Zumindest ging es mir nicht schlechter nachdem ich den Kloß geschluckt hatte.
"Ist das ein zählebiger Bursche", brummte der der Taxiflieger am folgenden Morgen. "Gestern hätte ich schwören können, dass es mit jedem Tag zu Ende geht mit dem Drachen, aber so wie er heute da liegt, macht er es noch eine Weile."
"Wir können ja ins Nordland fliegen und dort Drachenrotz sammeln wenn der Drachen wieder gesund wird", schlug der Junge vor.
"Rede nicht so einen Blödsinn", blaffte sein Vater. "Im Nordland regnet es fast jeden Tag und manchmal ist es so kalt, dass es friert.

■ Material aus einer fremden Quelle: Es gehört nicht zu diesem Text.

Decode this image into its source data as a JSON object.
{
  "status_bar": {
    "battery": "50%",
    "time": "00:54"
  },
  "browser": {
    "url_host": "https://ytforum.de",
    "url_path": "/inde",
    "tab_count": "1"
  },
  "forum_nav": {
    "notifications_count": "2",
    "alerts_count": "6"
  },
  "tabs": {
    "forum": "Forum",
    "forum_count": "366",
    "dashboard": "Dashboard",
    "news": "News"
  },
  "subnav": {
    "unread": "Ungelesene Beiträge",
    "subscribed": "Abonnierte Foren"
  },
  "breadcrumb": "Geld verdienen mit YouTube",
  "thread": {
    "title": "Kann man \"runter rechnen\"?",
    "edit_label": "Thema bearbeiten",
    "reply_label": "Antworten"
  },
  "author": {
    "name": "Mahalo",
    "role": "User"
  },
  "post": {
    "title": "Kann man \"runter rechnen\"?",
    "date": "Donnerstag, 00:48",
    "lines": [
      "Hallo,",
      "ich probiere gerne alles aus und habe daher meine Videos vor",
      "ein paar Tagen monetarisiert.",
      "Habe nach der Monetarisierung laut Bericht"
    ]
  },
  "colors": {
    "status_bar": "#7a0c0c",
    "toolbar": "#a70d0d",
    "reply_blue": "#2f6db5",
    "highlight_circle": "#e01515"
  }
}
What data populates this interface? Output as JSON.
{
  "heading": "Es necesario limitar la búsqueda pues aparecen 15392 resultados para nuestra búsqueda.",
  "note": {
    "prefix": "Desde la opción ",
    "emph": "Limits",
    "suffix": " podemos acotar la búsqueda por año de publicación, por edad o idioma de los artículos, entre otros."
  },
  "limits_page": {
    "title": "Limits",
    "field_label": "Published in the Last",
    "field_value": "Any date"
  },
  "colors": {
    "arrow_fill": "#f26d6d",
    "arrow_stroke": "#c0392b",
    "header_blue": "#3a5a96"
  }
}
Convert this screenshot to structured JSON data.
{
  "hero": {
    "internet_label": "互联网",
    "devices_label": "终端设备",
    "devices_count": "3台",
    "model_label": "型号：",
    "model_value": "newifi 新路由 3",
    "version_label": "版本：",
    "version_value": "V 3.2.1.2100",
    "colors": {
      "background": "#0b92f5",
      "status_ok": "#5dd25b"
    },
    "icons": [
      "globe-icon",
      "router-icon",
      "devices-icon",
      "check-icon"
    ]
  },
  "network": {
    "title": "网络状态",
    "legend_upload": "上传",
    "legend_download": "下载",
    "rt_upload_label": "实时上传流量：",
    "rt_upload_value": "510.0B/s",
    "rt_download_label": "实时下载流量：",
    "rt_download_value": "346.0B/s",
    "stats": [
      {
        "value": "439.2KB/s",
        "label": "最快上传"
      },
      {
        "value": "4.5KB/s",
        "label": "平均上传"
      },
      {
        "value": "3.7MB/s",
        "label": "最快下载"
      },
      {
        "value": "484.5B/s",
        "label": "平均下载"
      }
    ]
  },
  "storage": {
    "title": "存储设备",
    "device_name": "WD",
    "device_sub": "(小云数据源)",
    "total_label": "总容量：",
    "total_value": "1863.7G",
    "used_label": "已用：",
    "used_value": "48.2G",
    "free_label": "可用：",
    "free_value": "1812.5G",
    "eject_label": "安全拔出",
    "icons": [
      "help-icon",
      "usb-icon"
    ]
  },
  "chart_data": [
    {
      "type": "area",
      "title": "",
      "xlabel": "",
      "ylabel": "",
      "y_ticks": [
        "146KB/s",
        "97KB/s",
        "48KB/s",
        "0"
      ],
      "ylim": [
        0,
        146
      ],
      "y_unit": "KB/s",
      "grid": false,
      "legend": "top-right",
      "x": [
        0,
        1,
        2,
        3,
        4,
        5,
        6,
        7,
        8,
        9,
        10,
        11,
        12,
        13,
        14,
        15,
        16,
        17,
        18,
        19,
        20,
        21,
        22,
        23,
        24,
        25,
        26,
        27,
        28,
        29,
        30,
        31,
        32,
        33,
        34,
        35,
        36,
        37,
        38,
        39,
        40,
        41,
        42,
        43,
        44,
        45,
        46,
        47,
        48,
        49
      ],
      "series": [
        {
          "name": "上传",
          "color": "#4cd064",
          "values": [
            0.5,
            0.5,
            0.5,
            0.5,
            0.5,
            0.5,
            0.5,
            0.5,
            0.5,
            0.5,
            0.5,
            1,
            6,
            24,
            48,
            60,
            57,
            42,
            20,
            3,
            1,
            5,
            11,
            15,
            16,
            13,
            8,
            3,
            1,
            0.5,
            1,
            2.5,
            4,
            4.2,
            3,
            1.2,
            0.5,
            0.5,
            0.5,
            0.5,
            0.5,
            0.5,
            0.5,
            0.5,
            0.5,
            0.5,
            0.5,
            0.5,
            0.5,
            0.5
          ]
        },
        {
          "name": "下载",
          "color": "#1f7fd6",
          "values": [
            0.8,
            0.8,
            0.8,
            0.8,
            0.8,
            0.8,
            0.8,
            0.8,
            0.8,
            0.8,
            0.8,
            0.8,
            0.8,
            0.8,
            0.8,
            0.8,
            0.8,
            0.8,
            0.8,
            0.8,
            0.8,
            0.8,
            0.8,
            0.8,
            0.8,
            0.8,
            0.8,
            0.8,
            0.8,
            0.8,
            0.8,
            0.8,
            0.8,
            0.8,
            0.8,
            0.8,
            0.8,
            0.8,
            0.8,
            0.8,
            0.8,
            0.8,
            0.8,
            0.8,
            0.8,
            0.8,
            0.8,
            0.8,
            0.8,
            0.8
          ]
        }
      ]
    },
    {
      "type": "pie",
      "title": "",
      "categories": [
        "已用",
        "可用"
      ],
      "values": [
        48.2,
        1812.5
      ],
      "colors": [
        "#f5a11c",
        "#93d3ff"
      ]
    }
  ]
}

Da können keine Teppiche fliegen, und du weißt auch, warum."
"Bei Nässe erhöht sich die Gefahr des stabilen Sackfluges. Im Extremfall kann ein vollständiger Stömungsabriss erfolgen, ein Absturz ist dann nicht mehr zu vermeiden. Bei Frost versagt die Teppichsteuerung", sprach der Junge artig.
"Na also", knurrte sein Vater.
Schon wieder war der Junge dicht bei mir und stopfte mir einen neuen Kloß ins Maul. "Keine Angst, ich verstehe schon ein bisschen vom Zaubern", flüsterte er "und wenn es die besser geht flieg bloß nicht weiter nach Süden, sondern nach Westen, wenn es dir."
In diesem Augenblick entdeckte der Taxiflieger seinen Sohn. "Habe ich es nicht geahnt", schimpfte er rasend vor Wut, rannte auf mich zu und zog den Jungen an den mageren Beinen von meinem Hals herunter. "Dir werde ich helfen, das ganze schöne Geschäft einfach kaputt zu zaubern", schnaubte er während er dem Jungen den Hintern versohlte.
"Ich dachte, wenn sich Drachenrotze verkaufen läßt, müsste sich auch die schwarze Pampe, die hier überall aus den Erdlöchern quillt zu Gold machen lassen", weinte der Junge.
"Du bist so dämlich dass aus dir wirklich kein Kaufmann werden kann", moserte sein Vater schließlich. "Mit Fackelpech reich werden wollen ist das Dümmste was ich je gehört habe! Dann werde eben Zauberer!"
Tatsächlich fühlte ich mich am Abend so kräftig, dass ich weiterfligen konnte.